Ainsi, par rapport au salaire minimum, la chute est vertigineuse. Alors que les débutants gagnaient 2, 3 fois le smic en 1980, ils gagnent environ 1, 2 fois le smic en 20212. Ce type d’indicateur permet de mesurer l’effondrement de la profession selon deux aspects. En matière d’attractivité, cela explique les grandes difficultés de recrutement de l’Éducation nationale depuis quelques années : concours pas remplis, barres d’admission sans cesse ajustées, viviers de remplaçants vides (et professeurs non remplacés !). Cela a, incidemment, des effets sur la qualité de l’enseignement délivré : quand on paie bien, on attire les meilleurs. Quand on paie mal, on prend le risque de retrouver le vieux proverbe soviétique : « Ils font semblant de me payer, je fais semblant de travailler. » En matière de statut social, l’enseignant n’est plus un notable respecté, avec le curé et le maire, comme au xixe siècle, mais une profession lambda des classes moyennes inférieures. Et ce malgré la hausse considérable du niveau de diplôme nécessaire pour accéder à la profession, qui fait des enseignants des équivalents de cadres : bac + 2 dans les années 1980, bac + 3 jusqu’au quinquennat Sarkozy, bac + 5 depuis…

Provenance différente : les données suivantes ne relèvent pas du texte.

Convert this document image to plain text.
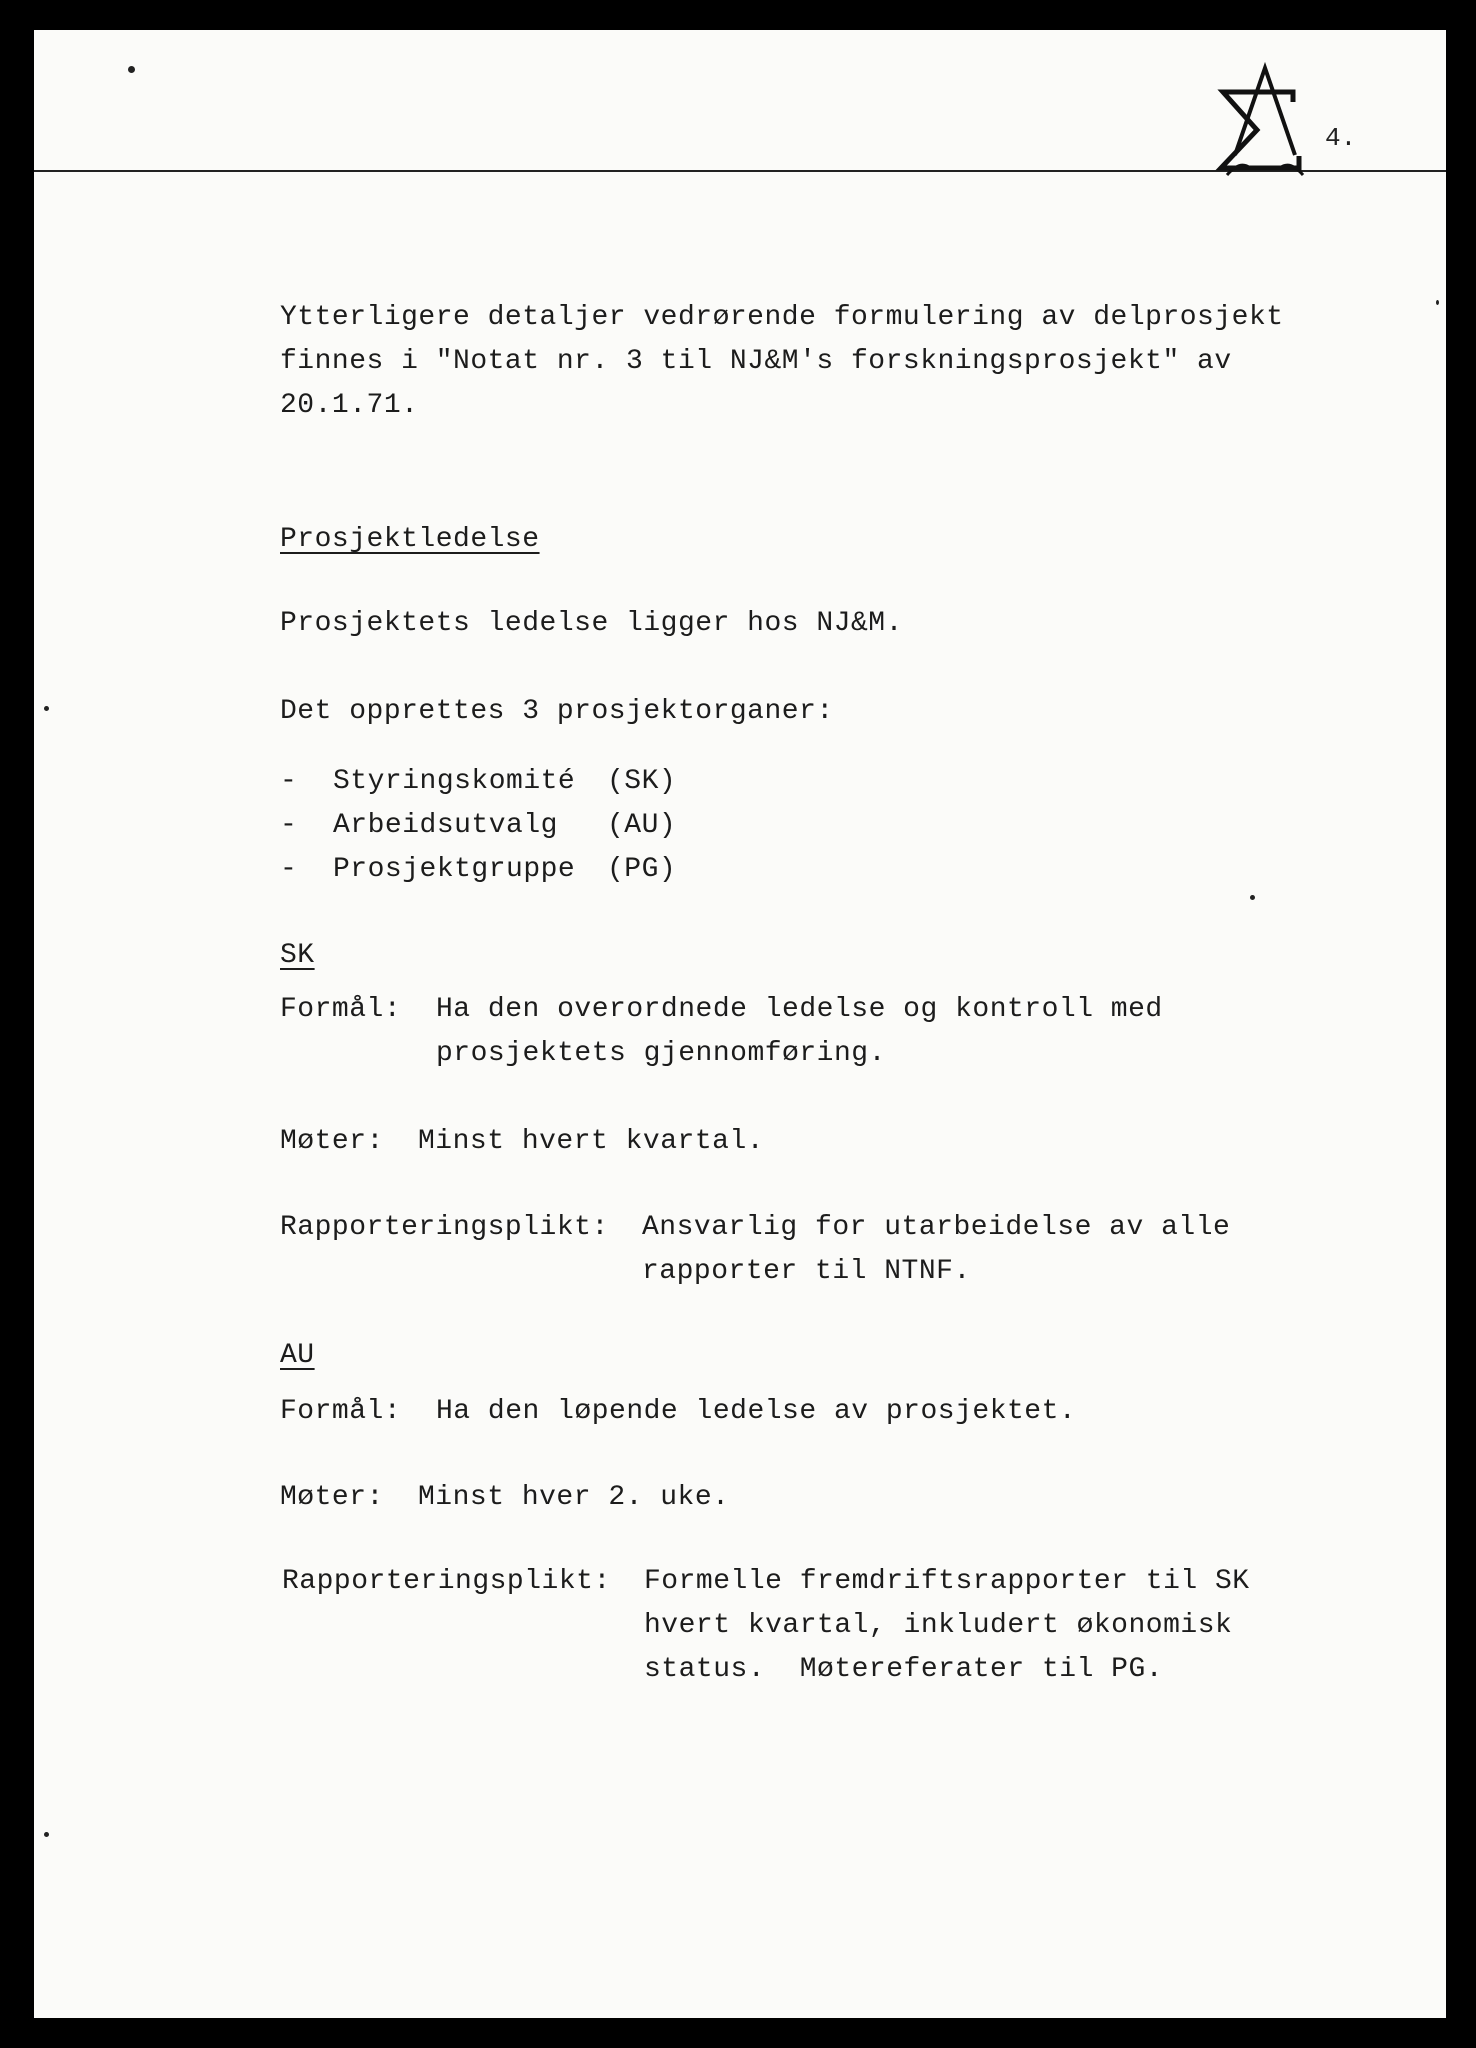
4.
Ytterligere detaljer vedrørende formulering av delprosjekt
finnes i "Notat nr. 3 til NJ&M's forskningsprosjekt" av
20.1.71.
Prosjektledelse
Prosjektets ledelse ligger hos NJ&M.
Det opprettes 3 prosjektorganer:
- Styringskomité (SK)
- Arbeidsutvalg (AU)
- Prosjektgruppe (PG)
SK
Formål: Ha den overordnede ledelse og kontroll med
prosjektets gjennomføring.
Møter: Minst hvert kvartal.
Rapporteringsplikt: Ansvarlig for utarbeidelse av alle
rapporter til NTNF.
AU
Formål: Ha den løpende ledelse av prosjektet.
Møter: Minst hver 2. uke.
Rapporteringsplikt: Formelle fremdriftsrapporter til SK
hvert kvartal, inkludert økonomisk
status.  Møtereferater til PG.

On pourrait ainsi multiplier les points de comparaison : le salaire moyen dans le privé (tous niveaux de diplôme confondus, en excluant les temps partiels) est de 2 400 euros net ; le salaire moyen des enseignants, 2 600 euros. Sans surprise, les enseignants sont beaucoup moins bien payés que leurs homologues diplômés du supérieur : le salaire médian des « bac + 5 » est de 3 300 euros par mois, et le salaire moyen des cadres dépasse 4 000 euros net par mois – 25 à 50 % de plus que les enseignants3.
Les enseignants français sont donc mal payés, quel que soit le point de comparaison.

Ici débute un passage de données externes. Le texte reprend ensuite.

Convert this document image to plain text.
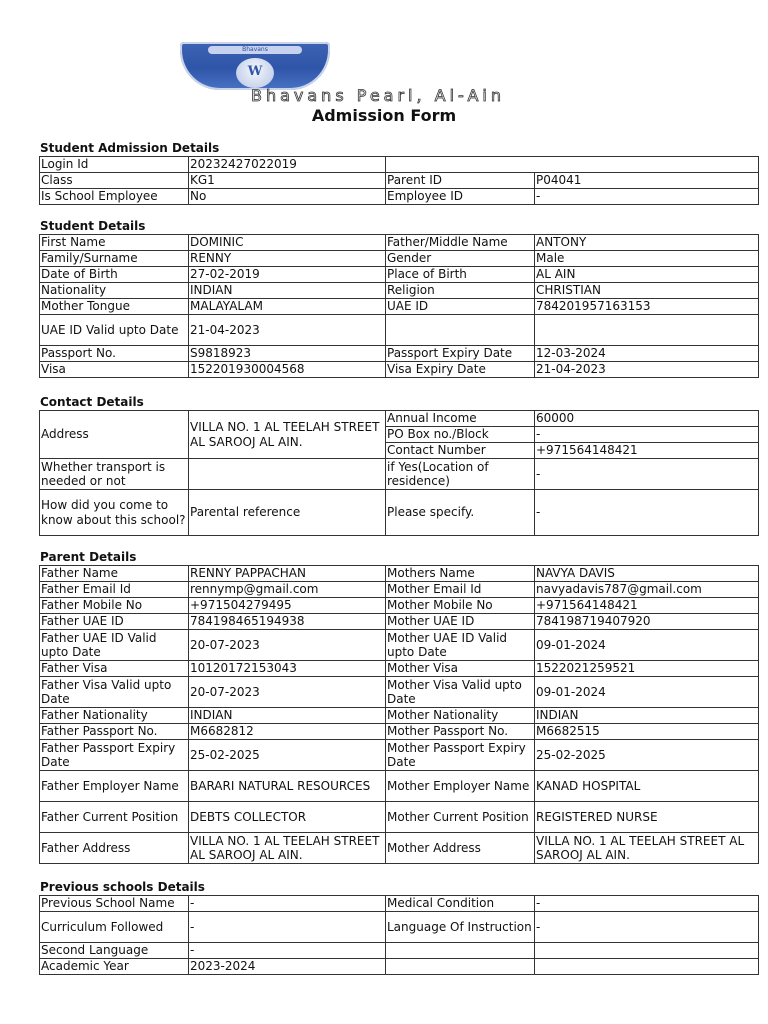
Bhavans
W
Bhavans Pearl, Al-Ain
Admission Form
Student Admission Details
Login Id	20232427022019		
Class	KG1	Parent ID	P04041
Is School Employee	No	Employee ID	-
Student Details
First Name	DOMINIC	Father/Middle Name	ANTONY
Family/Surname	RENNY	Gender	Male
Date of Birth	27-02-2019	Place of Birth	AL AIN
Nationality	INDIAN	Religion	CHRISTIAN
Mother Tongue	MALAYALAM	UAE ID	784201957163153
UAE ID Valid upto Date	21-04-2023		
Passport No.	S9818923	Passport Expiry Date	12-03-2024
Visa	152201930004568	Visa Expiry Date	21-04-2023
Contact Details
Address	VILLA NO. 1 AL TEELAH STREET AL SAROOJ AL AIN.	Annual Income	60000
		PO Box no./Block	-
		Contact Number	+971564148421
Whether transport is needed or not		if Yes(Location of residence)	-
How did you come to know about this school?	Parental reference	Please specify.	-
Parent Details
Father Name	RENNY PAPPACHAN	Mothers Name	NAVYA DAVIS
Father Email Id	rennymp@gmail.com	Mother Email Id	navyadavis787@gmail.com
Father Mobile No	+971504279495	Mother Mobile No	+971564148421
Father UAE ID	784198465194938	Mother UAE ID	784198719407920
Father UAE ID Valid upto Date	20-07-2023	Mother UAE ID Valid upto Date	09-01-2024
Father Visa	10120172153043	Mother Visa	1522021259521
Father Visa Valid upto Date	20-07-2023	Mother Visa Valid upto Date	09-01-2024
Father Nationality	INDIAN	Mother Nationality	INDIAN
Father Passport No.	M6682812	Mother Passport No.	M6682515
Father Passport Expiry Date	25-02-2025	Mother Passport Expiry Date	25-02-2025
Father Employer Name	BARARI NATURAL RESOURCES	Mother Employer Name	KANAD HOSPITAL
Father Current Position	DEBTS COLLECTOR	Mother Current Position	REGISTERED NURSE
Father Address	VILLA NO. 1 AL TEELAH STREET AL SAROOJ AL AIN.	Mother Address	VILLA NO. 1 AL TEELAH STREET AL SAROOJ AL AIN.
Previous schools Details
Previous School Name	-	Medical Condition	-
Curriculum Followed	-	Language Of Instruction	-
Second Language	-		
Academic Year	2023-2024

Les enseignants français sont donc mal payés, quel que soit le point de comparaison. Bien sûr, la profession a des attraits évidents pour ceux qui la pratiquent, et c’est souvent un métier de passionnés. L’autonomie dans le travail est grande par rapport au salarié moyen. L’emploi est à vie, comme pour tous les fonctionnaires. Les vacances sont importantes (et nécessaires !). Le métier en lui-même est passionnant, même s’il peut être vécu très différemment selon les conditions de travail (milieu rural ou urbain, lycée REP ou favorisé, privé ou public, enseignement professionnel ou général, etc.). Il n’en demeure pas moins que les salaires ne sont pas à la hauteur de ce qu’un pays comme la France, septième économie mondiale, devrait payer pour un métier aussi essentiel.
Revaloriser la profession
Il faut augmenter tous les enseignants sans contrepartie, vu le retard pris par la France dans ce domaine. S’il est absurde de reprocher à la France de ne pas atteindre le niveau de l’Allemagne (un pays avec un PIB 40 % supérieur au nôtre), il est indécent de les payer à un niveau inférieur à l’Espagne, 40 % moins riche que nous. Mais les sommes en jeu sont considérables : tous niveaux confondus, il y a un peu plus de 850 000 enseignants, ce qui peut expliquer la timidité des gouvernements successifs sur ce dossier. S’il faut augmenter tout le monde, il faut surtout augmenter davantage les jeunes et les non-titulaires : pour des questions éthiques de réduction des inégalités au sein de la profession et d’attractivité de la profession, en particulier pour les remplacements. Les agrégés en fin de carrière des classes préparatoires n’ont pas besoin de 10 % d’augmentation : ce sont les enseignants récemment titulaires, les non-titulaires, les certifiés, les instituteurs qui ont besoin de 10 % d’augmentation (minimum).
Augmenter les professeurs, c’est revaloriser dans la société une profession qui exerce l’une des missions les plus nobles qui soient : l’accès au savoir et à la culture, « ce qui fait de l’homme autre chose qu’un accident de la nature », comme le disait André Malraux.